Despite the apparent exoneration of the Blair government by a Parliamentary Committee on which the government has the numbers, the BBC refused to withdraw these claims and Blair is no longer trusted by a majority of the British people. Even Bush’s popularity and support for the attack on Iraq have declined. Doubt is corroding the triumphalism of the coalition of the willing.
It matters and Australians should take notice.
We should listen to Andrew Wilkie when he says so emphatically that Australians have been gulled by this government. The attack on Iraq rests on a lie-the ‘greatest foreign policy scandal’ since World War 11, as Robert Manne puts it.
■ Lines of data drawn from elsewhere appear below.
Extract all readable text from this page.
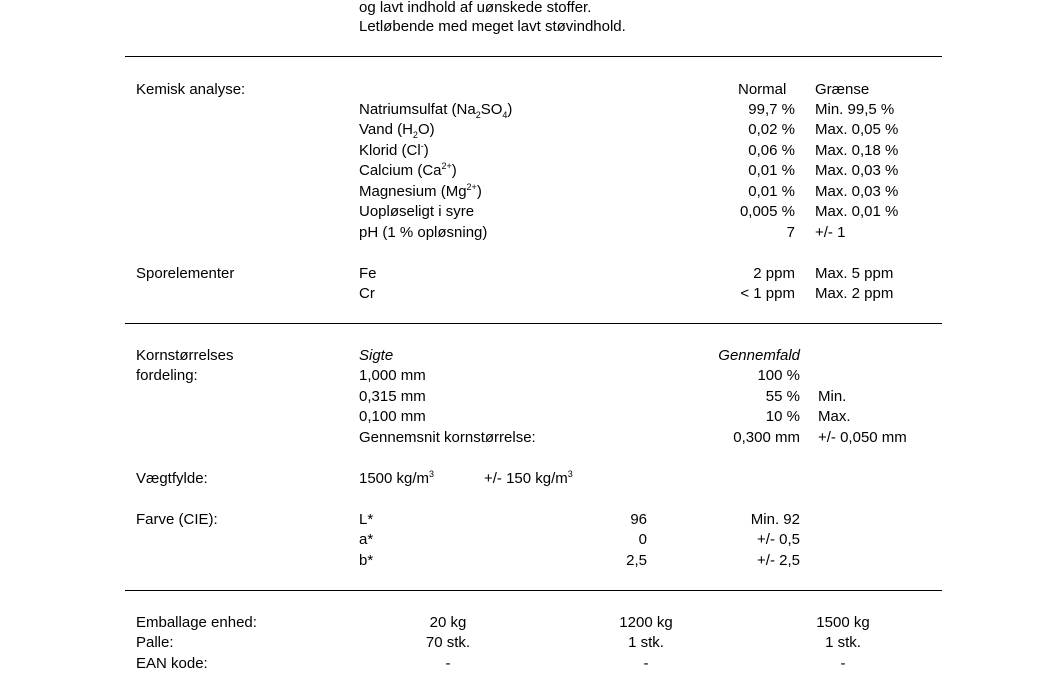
og lavt indhold af uønskede stoffer.
Letløbende med meget lavt støvindhold.
Kemisk analyse:	Normal Grænse
Natriumsulfat $(Na_2SO_4)$	99,7 % Min. 99,5 %
Vand $(H_2O)$	0,02 % Max. 0,05 %
Klorid (Cl-)	0,06 % Max. 0,18 %
Calcium $(Ca^{2+})$	0,01 % Max. 0,03 %
Magnesium $(Mg^{2+})$	0,01 % Max. 0,03 %
Uopløseligt i syre	0,005 % Max. 0,01 %
pH (1 % opløsning)	7 +/- 1
Sporelementer	Fe	2 ppm Max. 5 ppm
Cr	< 1 ppm Max. 2 ppm
Kornstørrelses
fordeling:
Sigte	Gennemfald
1,000 mm	100 %
0,315 mm	55 % Min.
0,100 mm	10 % Max.
Gennemsnit kornstørrelse:	0,300 mm +/- 0,050 mm
Vægtfylde:	1500 $kg/m^3$	+/- 150 $kg/m^3$
Farve (CIE):	L*	96	Min. 92
a*	0	+/- 0,5
b*	2,5	+/- 2,5
Emballage enhed:	20 kg	1200 kg	1500 kg
Palle:	70 stk.	1 stk.	1 stk.
EAN kode:	-	-	-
Those who care about democracy, regardless of their views on this war, must demand explanations from this government. In the United Kingdom and the United States the media and some MPs are insisting on proper accounting, with severe embarrassment to Blair if not to Bush. Australians deserve no less – and the Joint Parliamentary Committee inquiring into the matter will provide us with the opportunity to expose this government’s mendacity.
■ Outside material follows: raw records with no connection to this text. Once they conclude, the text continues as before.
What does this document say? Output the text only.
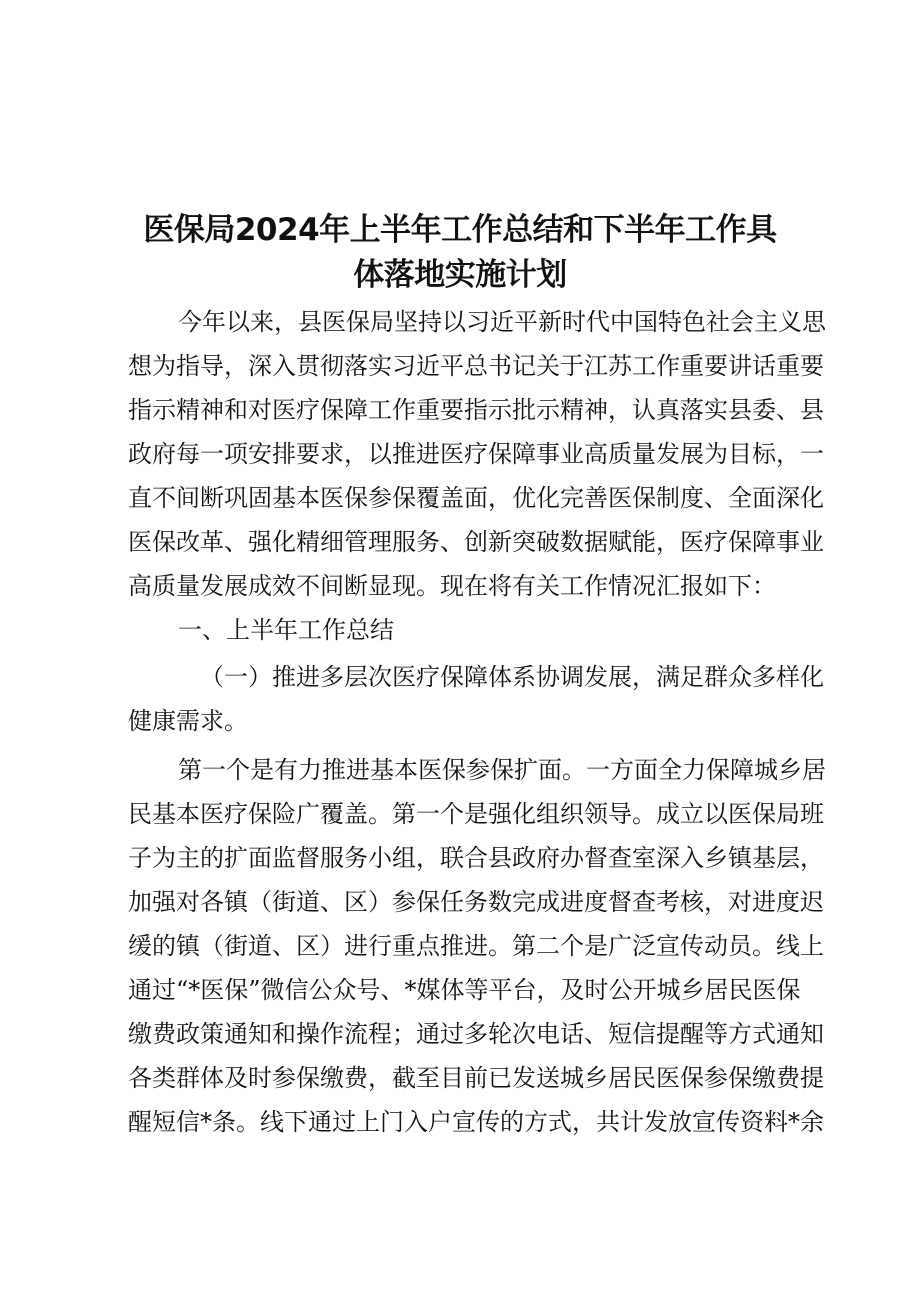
医保局2024年上半年工作总结和下半年工作具
体落地实施计划
今年以来，县医保局坚持以习近平新时代中国特色社会主义思
想为指导，深入贯彻落实习近平总书记关于江苏工作重要讲话重要
指示精神和对医疗保障工作重要指示批示精神，认真落实县委、县
政府每一项安排要求，以推进医疗保障事业高质量发展为目标，一
直不间断巩固基本医保参保覆盖面，优化完善医保制度、全面深化
医保改革、强化精细管理服务、创新突破数据赋能，医疗保障事业
高质量发展成效不间断显现。现在将有关工作情况汇报如下：
一、上半年工作总结
（一）推进多层次医疗保障体系协调发展，满足群众多样化
健康需求。
第一个是有力推进基本医保参保扩面。一方面全力保障城乡居
民基本医疗保险广覆盖。第一个是强化组织领导。成立以医保局班
子为主的扩面监督服务小组，联合县政府办督查室深入乡镇基层，
加强对各镇（街道、区）参保任务数完成进度督查考核，对进度迟
缓的镇（街道、区）进行重点推进。第二个是广泛宣传动员。线上
通过“*医保”微信公众号、*媒体等平台，及时公开城乡居民医保
缴费政策通知和操作流程；通过多轮次电话、短信提醒等方式通知
各类群体及时参保缴费，截至目前已发送城乡居民医保参保缴费提
醒短信*条。线下通过上门入户宣传的方式，共计发放宣传资料*余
So far the weapons have not turned up. There is every chance that they will not. But we already know, whether we find some or none, that intelligence has been misused and the Australian government has been prepared to ignore its own advice – to use the ‘stacks of garbage’ as a justification for such extreme action: going to war, killing other people, and putting Australians’ lives at risk. We already know that our government has been prepared to traduce the truth and to cynically manipulate the Australian people – again.